The deal sees the duo become 100% shareholders and non executives Dougal Templeton and Scott Davidson exit the company.
The pair started the company whilst at university back in 1997 from the cellar of their student house in Bedminster.
They took on investment from Davidson and Templeton to help accelerate the growth of their business in 2000 at the height of the infamous dot com boom.
Months later the company received national attention as the valuation of their business soared and they were offered £7.5m to sell 51% of E3 to a London based investment company.
They rejected the offer in favour of growing their business and just weeks later the dot com bubble burst.
“They were crazy, crazy days but we learnt a lot about running a business and not getting too carried away” said Stuart.
Today E3 has a team of 45 creatives and developers based at its Paintworks studio and London offices.
Stuart continued:“When Scott and Dougal invested back in 2000 they were heavily involved with the development of the company, but over the last 5 - 6 years have left us to get on running the business so we’ve been keen for some time to take full ownership”.

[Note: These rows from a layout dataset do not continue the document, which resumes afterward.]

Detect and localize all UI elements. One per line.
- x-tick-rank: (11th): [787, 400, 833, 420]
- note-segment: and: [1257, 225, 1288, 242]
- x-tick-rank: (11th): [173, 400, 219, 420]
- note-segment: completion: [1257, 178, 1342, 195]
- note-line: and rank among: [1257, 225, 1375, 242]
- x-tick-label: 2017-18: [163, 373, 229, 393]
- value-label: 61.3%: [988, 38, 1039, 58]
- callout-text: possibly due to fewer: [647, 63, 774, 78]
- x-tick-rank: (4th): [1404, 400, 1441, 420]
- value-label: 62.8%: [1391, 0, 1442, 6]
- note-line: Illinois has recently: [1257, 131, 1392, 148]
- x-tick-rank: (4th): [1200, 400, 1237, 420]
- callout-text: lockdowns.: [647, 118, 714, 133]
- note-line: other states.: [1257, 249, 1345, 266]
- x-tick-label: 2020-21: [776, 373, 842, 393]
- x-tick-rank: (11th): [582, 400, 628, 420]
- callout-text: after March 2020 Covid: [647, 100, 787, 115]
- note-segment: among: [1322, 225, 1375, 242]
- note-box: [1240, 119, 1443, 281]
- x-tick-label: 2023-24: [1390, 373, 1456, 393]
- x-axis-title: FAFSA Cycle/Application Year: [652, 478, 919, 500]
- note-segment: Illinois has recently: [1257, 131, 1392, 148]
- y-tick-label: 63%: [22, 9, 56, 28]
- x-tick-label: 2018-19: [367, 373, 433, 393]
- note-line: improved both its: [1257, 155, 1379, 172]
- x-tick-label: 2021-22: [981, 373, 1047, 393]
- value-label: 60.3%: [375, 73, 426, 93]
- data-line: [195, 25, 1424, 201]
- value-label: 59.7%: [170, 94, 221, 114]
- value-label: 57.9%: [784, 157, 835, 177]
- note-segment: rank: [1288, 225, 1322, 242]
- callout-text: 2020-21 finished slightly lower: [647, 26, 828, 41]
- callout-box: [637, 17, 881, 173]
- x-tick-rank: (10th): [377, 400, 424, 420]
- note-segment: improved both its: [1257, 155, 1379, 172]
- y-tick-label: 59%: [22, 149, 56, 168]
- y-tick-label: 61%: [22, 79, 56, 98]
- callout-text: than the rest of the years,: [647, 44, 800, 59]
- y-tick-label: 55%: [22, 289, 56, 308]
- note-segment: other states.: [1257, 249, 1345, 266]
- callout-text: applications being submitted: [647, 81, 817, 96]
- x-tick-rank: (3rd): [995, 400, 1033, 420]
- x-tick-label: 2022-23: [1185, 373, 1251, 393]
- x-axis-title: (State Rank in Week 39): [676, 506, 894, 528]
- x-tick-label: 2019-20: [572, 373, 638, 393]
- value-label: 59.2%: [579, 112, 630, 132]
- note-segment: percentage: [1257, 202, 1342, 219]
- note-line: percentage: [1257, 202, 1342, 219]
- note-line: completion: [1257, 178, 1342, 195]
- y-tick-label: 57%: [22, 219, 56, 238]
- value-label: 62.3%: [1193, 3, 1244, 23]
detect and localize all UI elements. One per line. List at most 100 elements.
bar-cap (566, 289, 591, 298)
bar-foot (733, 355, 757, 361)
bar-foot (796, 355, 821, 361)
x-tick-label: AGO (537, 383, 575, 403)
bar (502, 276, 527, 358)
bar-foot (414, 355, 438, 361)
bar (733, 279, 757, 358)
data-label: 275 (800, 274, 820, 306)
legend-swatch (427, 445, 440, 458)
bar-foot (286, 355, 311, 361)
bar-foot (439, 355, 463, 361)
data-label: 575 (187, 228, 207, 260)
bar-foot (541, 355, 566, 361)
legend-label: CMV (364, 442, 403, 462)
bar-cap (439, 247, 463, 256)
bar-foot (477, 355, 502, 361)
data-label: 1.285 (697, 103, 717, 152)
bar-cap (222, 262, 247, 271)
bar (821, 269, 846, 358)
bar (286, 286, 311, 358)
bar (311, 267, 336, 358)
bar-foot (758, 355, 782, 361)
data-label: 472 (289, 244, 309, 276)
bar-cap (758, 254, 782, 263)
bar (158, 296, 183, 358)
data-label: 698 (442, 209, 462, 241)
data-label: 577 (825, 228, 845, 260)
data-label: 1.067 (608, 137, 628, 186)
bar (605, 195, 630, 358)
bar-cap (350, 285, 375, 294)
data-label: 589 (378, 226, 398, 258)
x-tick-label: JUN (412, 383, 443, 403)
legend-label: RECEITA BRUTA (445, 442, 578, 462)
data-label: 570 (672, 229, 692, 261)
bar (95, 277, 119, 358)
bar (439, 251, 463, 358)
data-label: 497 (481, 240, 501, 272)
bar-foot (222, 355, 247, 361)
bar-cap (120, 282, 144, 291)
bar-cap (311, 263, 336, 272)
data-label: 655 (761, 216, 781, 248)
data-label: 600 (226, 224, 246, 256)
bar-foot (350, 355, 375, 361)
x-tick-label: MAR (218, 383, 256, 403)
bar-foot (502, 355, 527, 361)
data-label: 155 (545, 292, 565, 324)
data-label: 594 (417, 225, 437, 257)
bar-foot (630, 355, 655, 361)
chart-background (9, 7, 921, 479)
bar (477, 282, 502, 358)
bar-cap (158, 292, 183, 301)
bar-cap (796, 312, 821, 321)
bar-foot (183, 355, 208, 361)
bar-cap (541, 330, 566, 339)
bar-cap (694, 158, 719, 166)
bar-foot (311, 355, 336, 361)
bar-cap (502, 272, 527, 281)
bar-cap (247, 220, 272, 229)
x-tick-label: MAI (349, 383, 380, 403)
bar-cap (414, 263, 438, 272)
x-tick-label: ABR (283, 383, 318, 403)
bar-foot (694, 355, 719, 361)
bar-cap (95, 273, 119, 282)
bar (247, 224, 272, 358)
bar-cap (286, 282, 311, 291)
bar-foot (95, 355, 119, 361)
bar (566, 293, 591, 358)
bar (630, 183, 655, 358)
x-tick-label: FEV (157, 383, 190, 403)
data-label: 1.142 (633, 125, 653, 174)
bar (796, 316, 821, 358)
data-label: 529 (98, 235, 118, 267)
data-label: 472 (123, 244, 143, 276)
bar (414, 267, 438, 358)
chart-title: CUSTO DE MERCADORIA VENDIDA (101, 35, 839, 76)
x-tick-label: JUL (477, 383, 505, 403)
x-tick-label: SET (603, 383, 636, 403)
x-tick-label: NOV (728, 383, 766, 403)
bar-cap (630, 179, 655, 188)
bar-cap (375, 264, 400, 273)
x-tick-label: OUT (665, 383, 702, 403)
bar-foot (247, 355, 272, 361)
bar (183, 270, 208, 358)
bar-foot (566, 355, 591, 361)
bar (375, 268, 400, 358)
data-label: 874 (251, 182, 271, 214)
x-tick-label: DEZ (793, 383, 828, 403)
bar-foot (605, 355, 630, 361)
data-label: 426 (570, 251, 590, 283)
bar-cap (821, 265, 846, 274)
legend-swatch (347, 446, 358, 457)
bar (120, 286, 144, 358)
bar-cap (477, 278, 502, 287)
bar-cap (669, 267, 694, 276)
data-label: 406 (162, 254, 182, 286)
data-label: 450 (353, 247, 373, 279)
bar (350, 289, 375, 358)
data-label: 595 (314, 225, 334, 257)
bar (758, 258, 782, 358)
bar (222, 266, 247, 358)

Mike added: “This is a hugely exciting step for us and we think a really positive new era for E3. It’s been an up and down journey, but we’ve managed to grow and strengthen the business every year so this marks an exciting new chapter for us personally and the whole E3 team.”
“We’ll be inviting some of our senior management team to join us on the board to help drive the company forward and we’re also on the hunt for some non executives to sit around the table with us.”
Stuart said:“For our clients and employees it will be business as usual.Despite the current climate we’ve had a great start to the year with our busiest quarter ever. Who knows how much recession will affect us over the coming months, but we’re keeping positive, paying close attention to profitability and will continue with our plans to grow and invest into both Bristol and London.”